C'est dans le premier sens que le mot conséquence sera
appréhendé car il se rapproche de sa signification juridique dans
la mesure l'effet renvoi à la conséquence
juridique147. En clair, par conséquences incidentes de la
seconde lecture il sera question d'aborder l'effet que la seconde lecture
entraine non seulement sur la procédure législative, mais aussi
sur la loi. Ainsi, la seconde lecture entraine la suspension de la
procédure législative (section 1) et le réexamen de la loi
(section 2)
SECTION 1 : LA SUSPENSION DE LA PROCEDURE
LEGISLATIVE
Etymologiquement, le mot suspension vient du latin
suspensio et renvoie à « l'action de suspendre et le
résultat de cette action ; mesure temporaire qui fait provisoirement
obstacle à l'exercice d'une fonction ou d'un droit, à
l'exécution d'une convention d'une convention ou d'une décision,
au déroulement d'une opération ou d'une instance..., soit
à titre de sanction, soit par mesure d'attente »148.
Au regard de cette définition, il ressort en gros que la seconde
lecture, de par son déclenchement, fait obstacle au déroulement
de la procédure législative (paragraphe 1) et suscite le report
de la consécration normative de la loi (paragraphe 2).

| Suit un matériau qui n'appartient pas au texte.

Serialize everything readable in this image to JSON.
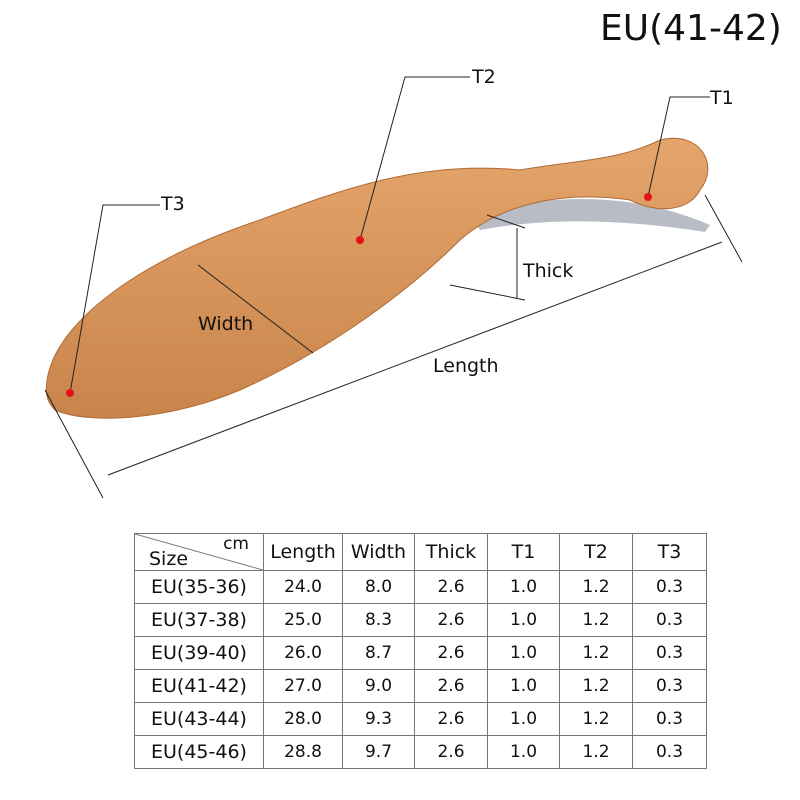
{
  "title": "EU(41-42)",
  "labels": {
    "t1": "T1",
    "t2": "T2",
    "t3": "T3",
    "thick": "Thick",
    "width": "Width",
    "length": "Length"
  },
  "colors": {
    "insole": "#d8945a",
    "marker": "#e5121b"
  },
  "table": {
    "corner_unit": "cm",
    "corner_size": "Size",
    "headers": [
      "Length",
      "Width",
      "Thick",
      "T1",
      "T2",
      "T3"
    ],
    "rows": [
      {
        "size": "EU(35-36)",
        "values": [
          "24.0",
          "8.0",
          "2.6",
          "1.0",
          "1.2",
          "0.3"
        ]
      },
      {
        "size": "EU(37-38)",
        "values": [
          "25.0",
          "8.3",
          "2.6",
          "1.0",
          "1.2",
          "0.3"
        ]
      },
      {
        "size": "EU(39-40)",
        "values": [
          "26.0",
          "8.7",
          "2.6",
          "1.0",
          "1.2",
          "0.3"
        ]
      },
      {
        "size": "EU(41-42)",
        "values": [
          "27.0",
          "9.0",
          "2.6",
          "1.0",
          "1.2",
          "0.3"
        ]
      },
      {
        "size": "EU(43-44)",
        "values": [
          "28.0",
          "9.3",
          "2.6",
          "1.0",
          "1.2",
          "0.3"
        ]
      },
      {
        "size": "EU(45-46)",
        "values": [
          "28.8",
          "9.7",
          "2.6",
          "1.0",
          "1.2",
          "0.3"
        ]
      }
    ]
  }
}
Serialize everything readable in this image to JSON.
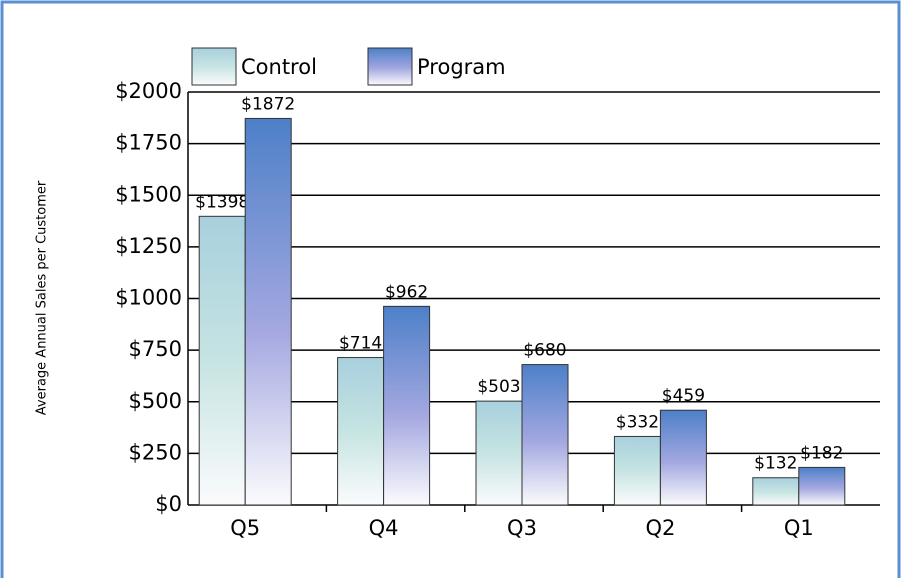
{
  "chart_data": {
    "type": "bar",
    "y_label": "Average Annual Sales per Customer",
    "categories": [
      "Q5",
      "Q4",
      "Q3",
      "Q2",
      "Q1"
    ],
    "series": [
      {
        "name": "Control",
        "color": "#a8d0de",
        "values": [
          1398,
          714,
          503,
          332,
          132
        ],
        "value_labels": [
          "$1398",
          "$714",
          "$503",
          "$332",
          "$132"
        ]
      },
      {
        "name": "Program",
        "color": "#4d80c8",
        "values": [
          1872,
          962,
          680,
          459,
          182
        ],
        "value_labels": [
          "$1872",
          "$962",
          "$680",
          "$459",
          "$182"
        ]
      }
    ],
    "ylim": [
      0,
      2000
    ],
    "yticks": [
      {
        "value": 0,
        "label": "$0"
      },
      {
        "value": 250,
        "label": "$250"
      },
      {
        "value": 500,
        "label": "$500"
      },
      {
        "value": 750,
        "label": "$750"
      },
      {
        "value": 1000,
        "label": "$1000"
      },
      {
        "value": 1250,
        "label": "$1250"
      },
      {
        "value": 1500,
        "label": "$1500"
      },
      {
        "value": 1750,
        "label": "$1750"
      },
      {
        "value": 2000,
        "label": "$2000"
      }
    ],
    "grid": true
  }
}
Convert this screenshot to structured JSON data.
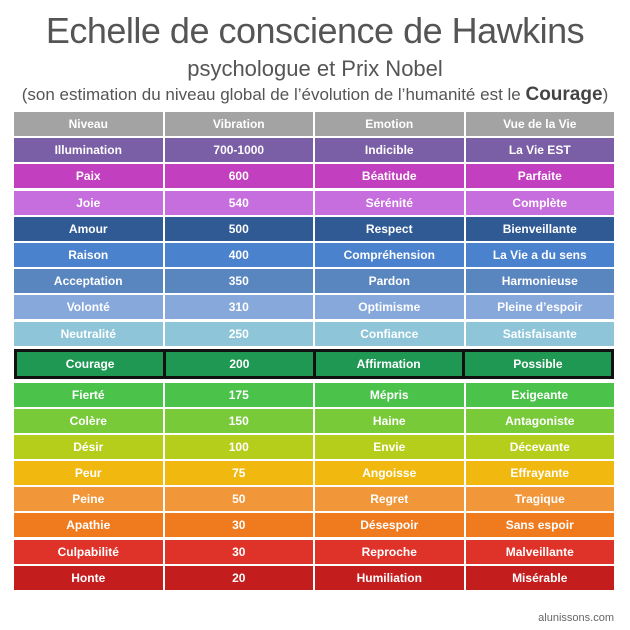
{
  "header": {
    "title": "Echelle de conscience de Hawkins",
    "subtitle": "psychologue et Prix Nobel",
    "note": [
      "(son estimation du niveau global de l’évolution de l’humanité est le",
      "Courage",
      ")"
    ]
  },
  "table": {
    "header": {
      "cells": [
        "Niveau",
        "Vibration",
        "Emotion",
        "Vue de la Vie"
      ],
      "color": "#a3a3a3"
    },
    "rows": [
      {
        "cells": [
          "Illumination",
          "700-1000",
          "Indicible",
          "La Vie EST"
        ],
        "color": "#7a5ea6"
      },
      {
        "cells": [
          "Paix",
          "600",
          "Béatitude",
          "Parfaite"
        ],
        "color": "#c23fbf"
      },
      {
        "cells": [
          "Joie",
          "540",
          "Sérénité",
          "Complète"
        ],
        "color": "#c76ede"
      },
      {
        "cells": [
          "Amour",
          "500",
          "Respect",
          "Bienveillante"
        ],
        "color": "#2f5a93"
      },
      {
        "cells": [
          "Raison",
          "400",
          "Compréhension",
          "La Vie a du sens"
        ],
        "color": "#4a82cd"
      },
      {
        "cells": [
          "Acceptation",
          "350",
          "Pardon",
          "Harmonieuse"
        ],
        "color": "#5a86c0"
      },
      {
        "cells": [
          "Volonté",
          "310",
          "Optimisme",
          "Pleine d’espoir"
        ],
        "color": "#87a8db"
      },
      {
        "cells": [
          "Neutralité",
          "250",
          "Confiance",
          "Satisfaisante"
        ],
        "color": "#8ec5d8"
      },
      {
        "cells": [
          "Courage",
          "200",
          "Affirmation",
          "Possible"
        ],
        "color": "#1f9854",
        "highlight": true
      },
      {
        "cells": [
          "Fierté",
          "175",
          "Mépris",
          "Exigeante"
        ],
        "color": "#4bc34b"
      },
      {
        "cells": [
          "Colère",
          "150",
          "Haine",
          "Antagoniste"
        ],
        "color": "#79ca39"
      },
      {
        "cells": [
          "Désir",
          "100",
          "Envie",
          "Décevante"
        ],
        "color": "#b5ce1c"
      },
      {
        "cells": [
          "Peur",
          "75",
          "Angoisse",
          "Effrayante"
        ],
        "color": "#f1b90f"
      },
      {
        "cells": [
          "Peine",
          "50",
          "Regret",
          "Tragique"
        ],
        "color": "#f2963a"
      },
      {
        "cells": [
          "Apathie",
          "30",
          "Désespoir",
          "Sans espoir"
        ],
        "color": "#f07a1e"
      },
      {
        "cells": [
          "Culpabilité",
          "30",
          "Reproche",
          "Malveillante"
        ],
        "color": "#df332a"
      },
      {
        "cells": [
          "Honte",
          "20",
          "Humiliation",
          "Misérable"
        ],
        "color": "#c41d1d"
      }
    ]
  },
  "footer": "alunissons.com"
}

PARAGRAPHE 1 : UNE SUSPENSION SUSCITEE PAR LE
DECLENCHEMENT DE LA SECONDE LECTURE
Tel que précisé plus haut, plusieurs
autorités interviennent dans la procédure d'élaboration de
la loi, qu'il s'agisse du dépôt, de la délibération
ou de la promulgation. Cette dernière étape est de la
compétence principale du Président de la République s'il
ne formule aucune demande de seconde lecture. Ainsi, la provocation (A) de
seconde lecture entraîne la suspension de la procédure
législative bien qu'elle n'exige aucune condition (B).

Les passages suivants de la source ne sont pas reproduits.